Résultat final : 3 à 0 et Tirana qualifié |
Résultat final : 3 à 0 et Tirana qualifié.
Le spectacle sur la pelouse est affligeant, grotesque… mais ceux qui avaient parié sur Tirana (soit parce qu’ils n’y connaissent absolument rien au football, soit parce qu’ils savent le match truqué) n’en peuvent plus d’allégresse.
Ayant ainsi passé le premier tour, le club amateur de Tirana a ensuite affronté le Bayern de Munich… Un match supervisé par le même trio d’arbitres, mais avec M. Kuroda au sifflet : de plus en plus de parieurs ont misé sur Tirana, confiants dans le style d’arbitrage plutôt favorable au petit club (celui des 1%… contre les 99%) de Yellen, Draghi et du patron de la Banque du Japon.
▪ … Même le Bayern souffre !
Le Bayern a donc été écrasé par cinq penalty à deux, alors que quatre buts allemands étaient injustement refusés, quatre joueurs expulsés… et le Bayern a fini à sept et sans gardien de but.
Tirana affronte maintenant la Juventus de Turin en demi-finale.

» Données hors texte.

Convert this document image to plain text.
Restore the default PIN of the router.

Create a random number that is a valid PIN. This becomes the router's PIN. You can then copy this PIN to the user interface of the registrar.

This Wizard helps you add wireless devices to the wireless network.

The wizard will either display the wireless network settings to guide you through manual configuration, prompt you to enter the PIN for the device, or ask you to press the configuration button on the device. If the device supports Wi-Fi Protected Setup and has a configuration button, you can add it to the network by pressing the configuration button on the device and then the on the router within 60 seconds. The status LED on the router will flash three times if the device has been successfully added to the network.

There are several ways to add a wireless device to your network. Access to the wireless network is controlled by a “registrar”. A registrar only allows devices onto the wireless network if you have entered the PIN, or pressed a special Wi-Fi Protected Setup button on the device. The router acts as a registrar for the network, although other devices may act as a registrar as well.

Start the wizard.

La Juve est peut-être moins prestigieuse que Barcelone, moins kolossal que le Bayern, mais ce club est le seul en Europe à ne pas avoir perdu un seul match dans son championnat depuis le début de la saison : une référence !
Les parieurs (gérants, stratèges en allocation d’actifs) viennent de découvrir avec ravissement que le match sera cette fois-ci arbitré par Mario Draghi, assisté de Janet Yellen et Haruhiko Kuroda : ils misent donc tout sur Tirana, sans l’ombre d’une hésitation.

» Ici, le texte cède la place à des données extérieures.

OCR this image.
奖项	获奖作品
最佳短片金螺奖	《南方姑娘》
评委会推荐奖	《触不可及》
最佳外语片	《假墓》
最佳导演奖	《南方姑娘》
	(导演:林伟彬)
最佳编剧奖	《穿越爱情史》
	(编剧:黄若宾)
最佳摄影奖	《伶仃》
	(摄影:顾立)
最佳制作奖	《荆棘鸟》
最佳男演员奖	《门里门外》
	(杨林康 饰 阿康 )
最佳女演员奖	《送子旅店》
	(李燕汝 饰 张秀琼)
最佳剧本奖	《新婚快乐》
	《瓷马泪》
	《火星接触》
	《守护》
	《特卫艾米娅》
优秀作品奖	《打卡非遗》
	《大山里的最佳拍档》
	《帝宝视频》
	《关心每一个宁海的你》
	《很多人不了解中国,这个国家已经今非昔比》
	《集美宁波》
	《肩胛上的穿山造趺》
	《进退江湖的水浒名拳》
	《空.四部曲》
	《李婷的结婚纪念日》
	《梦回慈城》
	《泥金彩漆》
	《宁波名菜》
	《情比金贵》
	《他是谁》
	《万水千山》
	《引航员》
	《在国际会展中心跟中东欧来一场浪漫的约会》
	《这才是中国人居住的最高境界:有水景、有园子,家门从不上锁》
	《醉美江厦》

A la mi-temps (en 45 jours de transactions exactement, et non 45 minutes), Tirana mène presque sans surprise par trois penalty à zéro face à la Juve — dont trois buts parfaitement valables ont été comme chaque fois refusés pour des fautes et autres hors jeux imaginaires.

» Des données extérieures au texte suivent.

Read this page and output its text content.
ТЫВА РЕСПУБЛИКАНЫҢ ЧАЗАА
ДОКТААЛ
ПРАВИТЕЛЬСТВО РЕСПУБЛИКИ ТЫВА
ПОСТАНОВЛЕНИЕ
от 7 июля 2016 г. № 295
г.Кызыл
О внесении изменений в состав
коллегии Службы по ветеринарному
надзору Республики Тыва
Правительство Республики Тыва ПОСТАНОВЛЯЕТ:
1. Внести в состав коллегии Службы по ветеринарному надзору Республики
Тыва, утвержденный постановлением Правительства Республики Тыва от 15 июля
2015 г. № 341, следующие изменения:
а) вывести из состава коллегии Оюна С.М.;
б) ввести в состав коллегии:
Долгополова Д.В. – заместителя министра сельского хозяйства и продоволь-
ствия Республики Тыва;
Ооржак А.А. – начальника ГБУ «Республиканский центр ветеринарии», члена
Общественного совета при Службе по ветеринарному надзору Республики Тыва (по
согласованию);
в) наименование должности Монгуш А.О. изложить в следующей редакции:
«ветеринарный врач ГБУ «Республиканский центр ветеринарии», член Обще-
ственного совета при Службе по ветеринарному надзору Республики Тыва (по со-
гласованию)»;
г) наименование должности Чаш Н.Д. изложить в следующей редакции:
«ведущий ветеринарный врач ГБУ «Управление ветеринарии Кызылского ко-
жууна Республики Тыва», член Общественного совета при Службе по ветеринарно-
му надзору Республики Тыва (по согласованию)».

Mais dans les tribunes, la révolte gronde |
Mais dans les tribunes, la révolte gronde. Les sièges commencent à voler, les supporters italiens réclament la fin de cette mascarade, le bannissement du trio arbitral de toute compétition officielle.
Si Mario Draghi — un Italien qui a renié ses racines latines pour embrasser le néo-monétarisme version planche à billets à la mode Bernanke — siffle un seul penalty de plus contre la Juventus (l’économie réelle), ce sera l’embrasement dans les tribunes.
En dehors du stade, dans l’économie réelle, des centaines milliers de parieurs frustrés et spoliés depuis le premier match truqué contre Barcelone risquent à leur tour de céder au ras-le-bol et réclamer le remboursement de leurs mises.
▪ Tant pis pour le sport !
Les gérants et stratèges, eux, expliquent aux parieurs frustrés et spoliés qu’il ne sert à rien de décrier l’arbitrage. Au contraire, il n’y a qu’à profiter de cette situation ubuesque.
Après tout, un parieur joue pour gagner de l’argent… Alors s’il faut parier sur les 1% qui ont le corps arbitral de leur côté, eh bien, il n’y a qu’à miser « malin » ! Tant pis pour la beauté du sport, tant pis pour l’intérêt du championnat.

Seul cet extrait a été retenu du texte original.